La lointaine légende du projet d’école

Après quelques années à avoir arpenté les bancs de la fac j’ai enfin accédé à une mission qui me passionnait : le professorat.

Me voilà donc ravi de fréquenter une salle des profs, l’envers du décor et la joie d’accompagner des élèves dans les apprentissages et dans leur émancipation. Ma première année s’est bien déroulée : l’institution a été sympa, elle m’a nommé sur mon poste en plein milieu des vacances d’été. Les écoles sont moins sympathiques par contre, bizarrement personne ne répondait fin juillet. Heureusement j’ai vite appris à être moderne, la première chose que l’on m’a inculqué c’est de monter des séquences sur une tablette. L’école n’en avait pas mais ce n’est pas un drame.
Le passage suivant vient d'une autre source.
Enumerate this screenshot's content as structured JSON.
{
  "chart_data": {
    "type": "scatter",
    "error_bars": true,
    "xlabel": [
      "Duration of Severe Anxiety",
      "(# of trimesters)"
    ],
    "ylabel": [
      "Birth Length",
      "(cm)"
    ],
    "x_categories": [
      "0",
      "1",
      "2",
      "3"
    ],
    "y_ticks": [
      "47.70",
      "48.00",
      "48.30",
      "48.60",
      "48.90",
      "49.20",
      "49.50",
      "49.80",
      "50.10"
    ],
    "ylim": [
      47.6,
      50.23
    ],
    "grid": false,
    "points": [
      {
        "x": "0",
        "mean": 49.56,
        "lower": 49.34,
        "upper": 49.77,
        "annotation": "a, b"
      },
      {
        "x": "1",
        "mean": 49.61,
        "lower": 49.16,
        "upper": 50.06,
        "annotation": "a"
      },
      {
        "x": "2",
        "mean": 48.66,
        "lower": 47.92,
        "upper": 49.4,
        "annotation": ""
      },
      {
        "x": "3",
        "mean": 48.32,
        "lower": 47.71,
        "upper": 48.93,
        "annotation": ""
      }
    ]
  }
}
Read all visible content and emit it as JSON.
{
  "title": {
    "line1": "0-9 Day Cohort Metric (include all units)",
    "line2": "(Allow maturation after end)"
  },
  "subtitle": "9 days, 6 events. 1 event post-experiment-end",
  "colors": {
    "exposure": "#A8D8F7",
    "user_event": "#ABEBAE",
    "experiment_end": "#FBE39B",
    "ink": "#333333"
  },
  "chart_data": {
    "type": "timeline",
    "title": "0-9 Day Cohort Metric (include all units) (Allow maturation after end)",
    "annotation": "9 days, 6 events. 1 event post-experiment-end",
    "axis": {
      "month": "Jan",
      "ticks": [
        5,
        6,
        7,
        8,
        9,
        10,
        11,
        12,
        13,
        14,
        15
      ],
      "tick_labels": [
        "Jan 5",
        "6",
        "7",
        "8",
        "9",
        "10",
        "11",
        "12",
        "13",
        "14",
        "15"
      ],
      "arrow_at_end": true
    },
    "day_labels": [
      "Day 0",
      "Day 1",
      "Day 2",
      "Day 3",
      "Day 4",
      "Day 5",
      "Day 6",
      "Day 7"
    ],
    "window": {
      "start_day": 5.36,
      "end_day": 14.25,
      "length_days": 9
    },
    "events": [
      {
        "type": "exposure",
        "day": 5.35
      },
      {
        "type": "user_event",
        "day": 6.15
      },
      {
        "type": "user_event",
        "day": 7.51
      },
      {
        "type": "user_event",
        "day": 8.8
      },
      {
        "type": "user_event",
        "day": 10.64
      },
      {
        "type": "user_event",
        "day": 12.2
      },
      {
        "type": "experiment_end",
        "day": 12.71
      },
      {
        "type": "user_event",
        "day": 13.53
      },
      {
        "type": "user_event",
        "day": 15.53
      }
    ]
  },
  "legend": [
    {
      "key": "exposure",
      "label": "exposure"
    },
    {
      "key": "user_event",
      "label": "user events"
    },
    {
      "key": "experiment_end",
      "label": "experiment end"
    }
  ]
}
Les élèves sont globalement gentils, surtout celui pour lequel les collègues avaient déjà fait 4 IP sans réponse.

Puis est arrivé le COVID où j’ai pu dévoiler tous mes talents auprès des parents en utilisant mon propre téléphone et mon propre ordinateur. Difficile quand même de faire passer tous les jours, comme exigé par l’institution, mes tests de fluence en lecture par internet.

J’ai mis ces difficultés sur le compte de la situation sanitaire. Après tout, qui aurait pu prévoir qu’en démontant les services publics nous allions finir par le payer ?

Je ne suis plus trop rassuré par la bienveillance de mon institution avec cette deuxième rentrée: fourniture de masques immettables, instructions contraires permanentes, appels constants à projets rayonnants, convocation le soir et les mercredis à des animations pédagogiques passionnantes au mépris de la fatigue et de la vie de famille. Il parait qu’il y a dix ans les GA (gentil-le-s animateur-rices) racontaient le strict contraire de ce qu’ils-elles transmettent maintenant, sur injonction, du ministère. Comme il parait qu’il n’y a que les imbéciles qui ne changent pas d’avis, je me dis du coup que l’Education Nationale est remplie de génies incompris.

Est arrivé ensuite une chose que je ne connaissais que de réputation : le projet d’école. On m’en avait parlé mais je pensais que c’était une légende, comme les licornes, un gouvernement de gauche, ou l’école de la confiance. Une collègue tremblotante me racontait autour de son quinzième café de la matinée qu’il fut un temps lointain où les écoles pouvaient monter leur projet propre à partir de leur expérience de groupe et des élèves qu’ils accompagnent. Même qu’ils en discutaient de manière informelle ensemble entre midi et deux car à l’époque il n’y avait pas d’APC.

Du coup je n’ai pas entièrement compris à la lecture de la trame du projet pourquoi les puissances de l’axe étaient fondées sur ADAGE et le 100% EAC. Mon indicateur à N+2 devait être déréglé sur ses fondamentaux. Même après deux PET cela restait abscons, peut-être ai-je besoin d’un PPRE ou d’un PAP.

Dans l’équipe c’est plein de collègues plus vieux ou plus vieilles que moi. Parfois ils disent du mal de leurs élèves. Au début je trouvais ça un peu déplacé mais finalement quand je vois le travail qu’ils et elles continuent de faire auprès d’eux je me dis qu’ils sont plus bienveillant-e-s que l’institution. Du coup on a joué à un vieux truc : chacun a mis un mot étrange sur des bouts de papier : performance, indicateur, fluence, parcours santé, label, heuristique, guide orange et framboise, fondamentaux, prédicat (ça c’est le cynique de l’équipe qui l’a rajouté en se demandant si ça passerait). On a tout mélangé pour faire des phrases et on l’a renvoyé en écrivant à chaque bas de page « pour l’école de la confiance ».

Nous verrons si cela passe, mais après tout comme nous cochons tous les mots clefs demandés par le ministère et le rectorat…  ça ne serait pas la première chose incompréhensible que je vois passer depuis que j’ai débuté il y a un an.